Gwałtowny spadek temperatury i intensywne opady śniegu spowodowały problemy na drogach. Najtrudniejsze warunki panują w okolicach Prachatic w południowo-zachodniej części kraju, gdzie niemożliwy jest dojazd do niektórych czesko-niemieckich przejść granicznych. Drogi tarasują ciężarówki, które nie mogą pokonać wzniesień.

W wyżej położonych regionach (np. na Czesko-Morawskiej Wysoczyźnie) temperatury są minusowe i wieje wiatr; na drogach tworzą się zaspy. W okolicach Liberca, na północ od Pragi, w sąsiedztwie granicy z Polską w nocy spadło 15 cm śniegu. Drogowcy apelują do kierowców o zachowanie szczególnej ostrożności. Jezdnie pokrywa kilkucentymetrowa warstwa zbitego śniegu albo błota pośniegowego.

W paśmie Szumaw w południowo-zachodnich Czechach, gdzie w nocy spadło 20 cm mokrego śniegu, zamkniętych jest wiele dróg. Blokują je przewrócone drzewa. Nie wytrzymywały one ciężaru wilgotnego śniegu. Przy silnym wietrze łamią się konary i drzewa przewracają się na jezdnie.

W południowych i zachodnich Czechach z powodu przewróconych drzew i intensywnych opadów śniegu zamkniętych zostało kilka lokalnych połączeń kolejowych. Na czynnych trasach pociągi mają wielogodzinne spóźnienia.

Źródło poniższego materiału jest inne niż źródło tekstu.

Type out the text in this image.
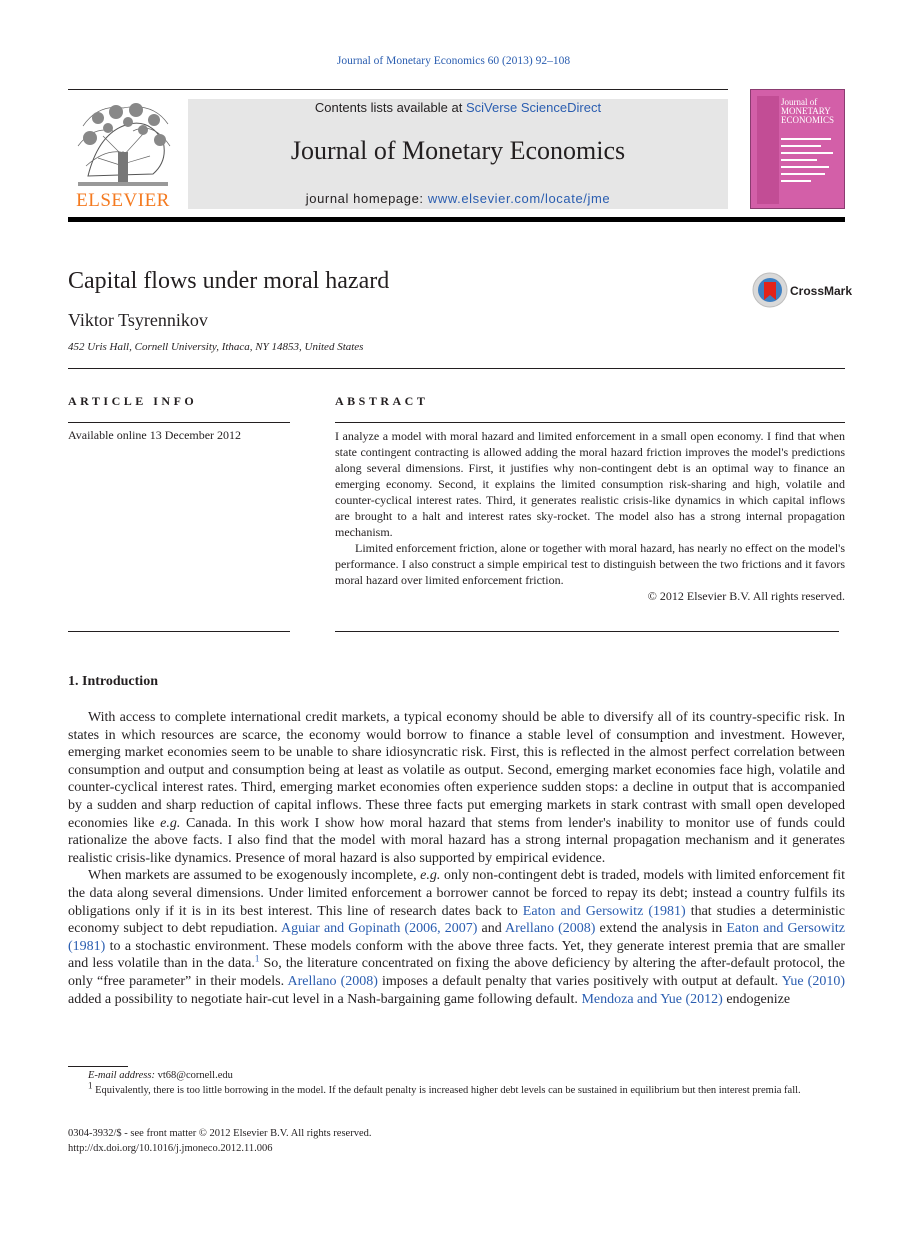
Journal of Monetary Economics 60 (2013) 92–108
ELSEVIER
Contents lists available at SciVerse ScienceDirect
Journal of Monetary Economics
journal homepage: www.elsevier.com/locate/jme
Journal of MONETARY ECONOMICS
Capital flows under moral hazard	CrossMark
Viktor Tsyrennikov
452 Uris Hall, Cornell University, Ithaca, NY 14853, United States
ARTICLE INFO
Available online 13 December 2012
ABSTRACT

I analyze a model with moral hazard and limited enforcement in a small open economy. I find that when state contingent contracting is allowed adding the moral hazard friction improves the model's predictions along several dimensions. First, it justifies why non-contingent debt is an optimal way to finance an emerging economy. Second, it explains the limited consumption risk-sharing and high, volatile and counter-cyclical interest rates. Third, it generates realistic crisis-like dynamics in which capital inflows are brought to a halt and interest rates sky-rocket. The model also has a strong internal propagation mechanism.

Limited enforcement friction, alone or together with moral hazard, has nearly no effect on the model's performance. I also construct a simple empirical test to distinguish between the two frictions and it favors moral hazard over limited enforcement friction.

© 2012 Elsevier B.V. All rights reserved.

1. Introduction

With access to complete international credit markets, a typical economy should be able to diversify all of its country-specific risk. In states in which resources are scarce, the economy would borrow to finance a stable level of consumption and investment. However, emerging market economies seem to be unable to share idiosyncratic risk. First, this is reflected in the almost perfect correlation between consumption and output and consumption being at least as volatile as output. Second, emerging market economies face high, volatile and counter-cyclical interest rates. Third, emerging market economies often experience sudden stops: a decline in output that is accompanied by a sudden and sharp reduction of capital inflows. These three facts put emerging markets in stark contrast with small open developed economies like e.g. Canada. In this work I show how moral hazard that stems from lender's inability to monitor use of funds could rationalize the above facts. I also find that the model with moral hazard has a strong internal propagation mechanism and it generates realistic crisis-like dynamics. Presence of moral hazard is also supported by empirical evidence.

When markets are assumed to be exogenously incomplete, e.g. only non-contingent debt is traded, models with limited enforcement fit the data along several dimensions. Under limited enforcement a borrower cannot be forced to repay its debt; instead a country fulfils its obligations only if it is in its best interest. This line of research dates back to Eaton and Gersowitz (1981) that studies a deterministic economy subject to debt repudiation. Aguiar and Gopinath (2006, 2007) and Arellano (2008) extend the analysis in Eaton and Gersowitz (1981) to a stochastic environment. These models conform with the above three facts. Yet, they generate interest premia that are smaller and less volatile than in the data.$^1$ So, the literature concentrated on fixing the above deficiency by altering the after-default protocol, the only “free parameter” in their models. Arellano (2008) imposes a default penalty that varies positively with output at default. Yue (2010) added a possibility to negotiate hair-cut level in a Nash-bargaining game following default. Mendoza and Yue (2012) endogenize

E-mail address: vt68@cornell.edu
$^1$ Equivalently, there is too little borrowing in the model. If the default penalty is increased higher debt levels can be sustained in equilibrium but then interest premia fall.
0304-3932/$ - see front matter © 2012 Elsevier B.V. All rights reserved.
http://dx.doi.org/10.1016/j.jmoneco.2012.11.006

Atak zimy nastąpił w Czechach po kilku bardzo ciepłych dniach, kiedy temperatury wahały się w granicach 21-23 stopni Celsjusza w  cieniu. Zdaniem meteorologów, podobny typ pogody (śnieżyce, wiatr i  temperatury wahające się w granicach zera stopni) utrzyma się do  soboty.

***

Zima powróciła także na Podbeskidzie. W czwartek sypnęło śniegiem.

"Na górskich szlakach jest ślisko. Spadła temperatura, przez co zleżały, mokry śnieg zamienił się w lodowe płachty. Padający śnieg znacznie ogranicza widoczność. Stanowczo odradzamy wędrówki po Beskidach" - powiedział ratownik dyżurny grupy beskidzkiej GOPR.

Śnieg sprawił, że na drogach Podbeskidzia zrobiło się ślisko. Policjanci poinformowali, że "jeździ się źle, ale wszystkie drogi są czarne". Nie odnotowano większej liczby kolizji.

Dyżurny synoptyk bielskiej stacji meteorologicznej powiedział, że śnieg będzie padał do południa w piątek. Potem opady zanikną. W sobotę można spodziewać się niewielkiego ocieplenia.